Эту свидетельскую функцию рассказчик от первого лица расширяет еще больше, превращая ее в символ (в том смысле, который сюда вкладывает Шаламов): «Разве в перчатке, которая приложена к истории болезни, не пишется история не только моего тела, моей судьбы, души, но история государства, времени, мира» (Ш II 284).
У кого есть право писать о лагере – этим вопросом задается и Леви. Лишь потерянная кожа, старая перчатка, имела бы такое право, подобно «канувшим» у Леви. Здесь уместно привести интерпретацию Тун-Хоэнштейн:
Строго говоря, лишь эта отмершая перчатка хранит то, о чем было известно заключенному, потому что на ней буквально вытиснены следы перенесенных страданий [492] .
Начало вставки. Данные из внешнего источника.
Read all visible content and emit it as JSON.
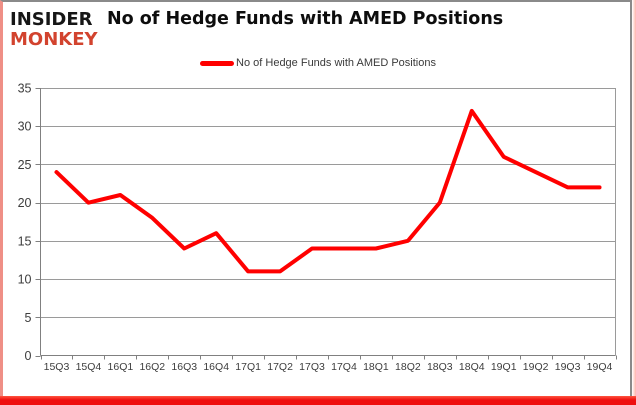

Написать нефальшивый текст могла бы та, прежняя кожа, первая перчатка, двойник же пишет «из вторых рук», в более позднее время и очищенным языком. Шаламов разрабатывает это различие между изначально выстраданным (для которого язык остался недоступен) и последующим письмом с позиции выжившего, почти-выздоровевшего, который пишет в настоящий момент. «Та шкура сорвана с моего мяса, отслоилась от мышц, как перчатка, и приложена к истории болезни». И далее:
492
Thun-Hohenstein. Uberleben und Schreiben. S. 144.
Первая перчатка оставлена в Магаданском музее, в музее Санитарного управления, а вторая принесена на Большую землю, в человеческий мир, чтобы оставить за океаном, за Яблоновым хребтом – все нечеловеческое (Ш II 285).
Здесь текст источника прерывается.